Adalet Bakanlığına, AKP iktidarına ve grubuna sesleniyorum: Zülküf Atay'ı ve benzeri yüzlerce hasta mahpusu niye cezaevinde tutmaya devam ediyorsunuz? Yani bu konuda behemehâl yasal bir düzenleme yapılması bu Meclisin vicdani ve insani sorumluluğudur çağrımızı bir kez daha yapmak istiyoruz.

Başka bir mahpus Sadık Aslan; Elâzığ 1 No.lu Yüksek Güvenlikli Hapishanede, on sekiz yıldır cezaevinde. 15 Mayısta bırakılması gerekirken altı ay ertelenmiş cezası, şimdi, dün itibarıyla altı ay daha ertelendi. Cezaevi idare kurulları yargı görevini görmeye başladı; korsan bir şekilde yargılama yapıp ceza veriyorlar ve insanları cezaevinde tutuyorlar.

Kadın cinayetleri de bitmiyor bu arada. Pınar Bektaş maalesef 8 yaşındaki çocuğunun gözü önünde vahşice katledildi ve Pınar'ın komşuları tarafından bulundu naaşı. Hemen arkasından, Beyoğlu'nda Sevilay Nayman ve 3 çocuğu da eşi Özgür Nayman tarafından katledildi. Pınar ve Pınar gibi birçok kadının uzaklaştırma kararları olmasına rağmen katledilmeleri bir kez daha bize şunu gösteriyor ki yasalar uygulanmıyor, kadınlar korumasız kalıyor.

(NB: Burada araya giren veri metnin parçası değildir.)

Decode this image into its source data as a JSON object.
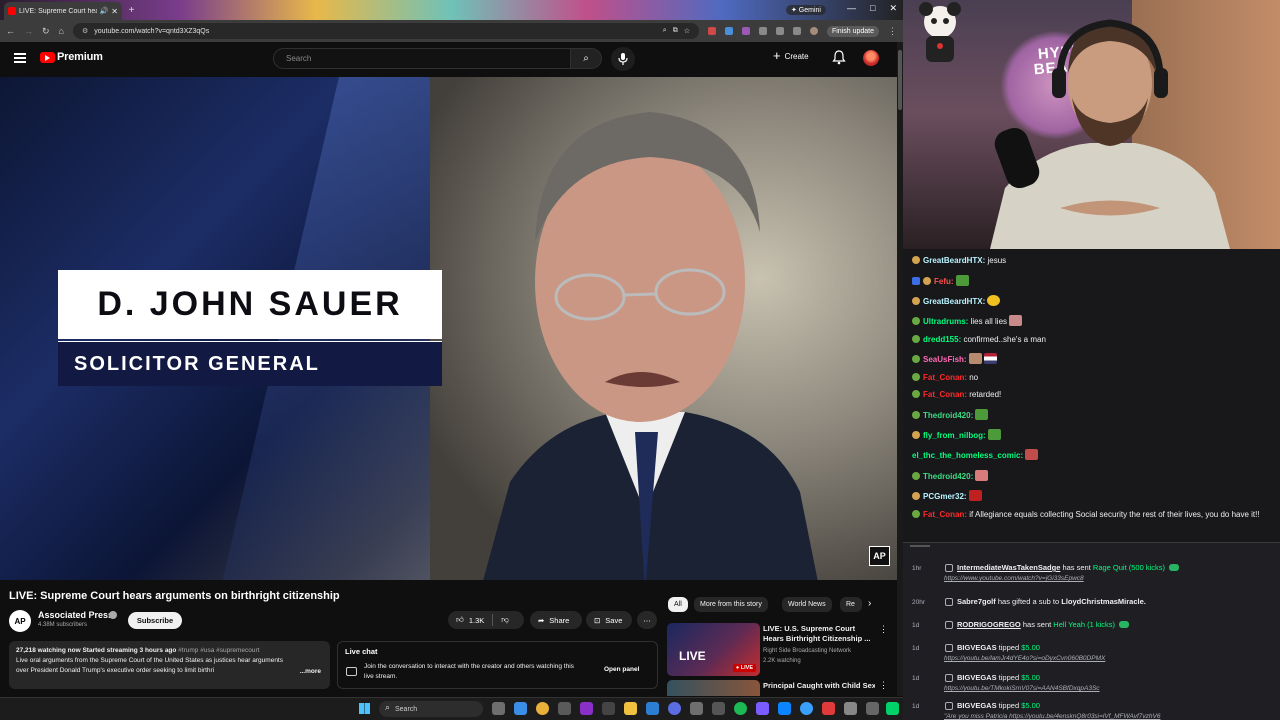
{
  "browser": {
    "tab_title": "LIVE: Supreme Court hears",
    "new_tab": "+",
    "gemini": "✦ Gemini",
    "url": "youtube.com/watch?v=qntd3XZ3qQs",
    "finish_update": "Finish update"
  },
  "youtube": {
    "brand": "Premium",
    "search_placeholder": "Search",
    "create_label": "Create",
    "video": {
      "lower_third_name": "D. JOHN SAUER",
      "lower_third_role": "SOLICITOR GENERAL",
      "watermark": "AP",
      "title": "LIVE: Supreme Court hears arguments on birthright citizenship"
    },
    "channel": {
      "avatar_text": "AP",
      "name": "Associated Press",
      "subscribers": "4.38M subscribers",
      "subscribe_label": "Subscribe"
    },
    "actions": {
      "likes": "1.3K",
      "share": "Share",
      "save": "Save"
    },
    "description": {
      "stats": "27,218 watching now  Started streaming 3 hours ago",
      "tags": " #trump #usa #supremecourt",
      "text": "Live oral arguments from the Supreme Court of the United States as justices hear arguments over President Donald Trump's executive order seeking to limit birthri",
      "more": "...more"
    },
    "live_chat": {
      "title": "Live chat",
      "text": "Join the conversation to interact with the creator and others watching this live stream.",
      "open": "Open panel"
    },
    "chips": [
      "All",
      "More from this story",
      "World News",
      "Re"
    ],
    "recommendations": [
      {
        "thumb_text": "LIVE",
        "badge": "● LIVE",
        "title": "LIVE: U.S. Supreme Court Hears Birthright Citizenship ...",
        "channel": "Right Side Broadcasting Network",
        "watching": "2.2K watching"
      },
      {
        "title": "Principal Caught with Child Sex Abuse Material"
      }
    ]
  },
  "taskbar": {
    "search_label": "Search"
  },
  "webcam": {
    "sign_text": "HYPE BEAST"
  },
  "chat": {
    "messages": [
      {
        "user": "GreatBeardHTX:",
        "text": " jesus",
        "color": "#b9f4ff"
      },
      {
        "user": "Fefu:",
        "text": "",
        "color": "#ff4f4f"
      },
      {
        "user": "GreatBeardHTX:",
        "text": "",
        "color": "#b9f4ff"
      },
      {
        "user": "Ultradrums:",
        "text": " lies all lies",
        "color": "#00ff7f"
      },
      {
        "user": "dredd155:",
        "text": " confirmed..she's a man",
        "color": "#00ff7f"
      },
      {
        "user": "SeaUsFish:",
        "text": "",
        "color": "#ff69b4"
      },
      {
        "user": "Fat_Conan:",
        "text": " no",
        "color": "#ff2a2a"
      },
      {
        "user": "Fat_Conan:",
        "text": " retarded!",
        "color": "#ff2a2a"
      },
      {
        "user": "Thedroid420:",
        "text": "",
        "color": "#3ddc84"
      },
      {
        "user": "fly_from_nilbog:",
        "text": "",
        "color": "#00ff7f"
      },
      {
        "user": "el_thc_the_homeless_comic:",
        "text": "",
        "color": "#00ff7f"
      },
      {
        "user": "Thedroid420:",
        "text": "",
        "color": "#3ddc84"
      },
      {
        "user": "PCGmer32:",
        "text": "",
        "color": "#b9f4ff"
      },
      {
        "user": "Fat_Conan:",
        "text": " if Allegiance equals collecting Social security the rest of their lives, you do have it!!",
        "color": "#ff2a2a"
      }
    ]
  },
  "feed": [
    {
      "age": "1hr",
      "user": "IntermediateWasTakenSadge",
      "mid": " has sent ",
      "amount": "Rage Quit (500 kicks)",
      "link": "https://www.youtube.com/watch?v=jGi33sEpwc8"
    },
    {
      "age": "20hr",
      "user": "Sabre7golf",
      "mid": " has gifted a sub to ",
      "amount": "LloydChristmasMiracle.",
      "link": ""
    },
    {
      "age": "1d",
      "user": "RODRIGOGREGO",
      "mid": " has sent ",
      "amount": "Hell Yeah (1 kicks)",
      "link": ""
    },
    {
      "age": "1d",
      "user": "BIGVEGAS",
      "mid": " tipped ",
      "amount": "$5.00",
      "link": "https://youtu.be/lamJr4dYE4o?si=oDyxCvn060B0DPMX"
    },
    {
      "age": "1d",
      "user": "BIGVEGAS",
      "mid": " tipped ",
      "amount": "$5.00",
      "link": "https://youtu.be/TMkokiSrnV07si=AAN4SBfDxqpA3Sc"
    },
    {
      "age": "1d",
      "user": "BIGVEGAS",
      "mid": " tipped ",
      "amount": "$5.00",
      "link": "\"Are you miss Patricia https://youtu.be/4ensknQ8r03si=lVf_MFWAvf7vzhV6"
    }
  ],
  "colors": {
    "youtube_red": "#ff0000",
    "twitch_bg": "#18181b",
    "kick_green": "#00ff7f"
  }
}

Ekim ayı içinde 19 kadın cinayeti, 18 şüpheli kadın ölümü gerçekleşti, 2023 yılının başından bu yana 340 kadın katledildi. Bizler her defasında söylüyoruz, kadın cinayetleri politiktir; İstanbul Sözleşmesi'nden bir gecede çekilen iktidarın cezasızlık politikalarının bizi getirdiği nokta, işte, tam da budur. Parlamento çatısı altında her türlü yasama kurnazlığıyla kazanılmış haklarımıza göz dikilmesini bir pratik hâline getirdi bu iktidar. İstanbul Sözleşmesi bitti, şimdi 6284'e ve kadınların nafaka hakkına göz dikilmiş vaziyette.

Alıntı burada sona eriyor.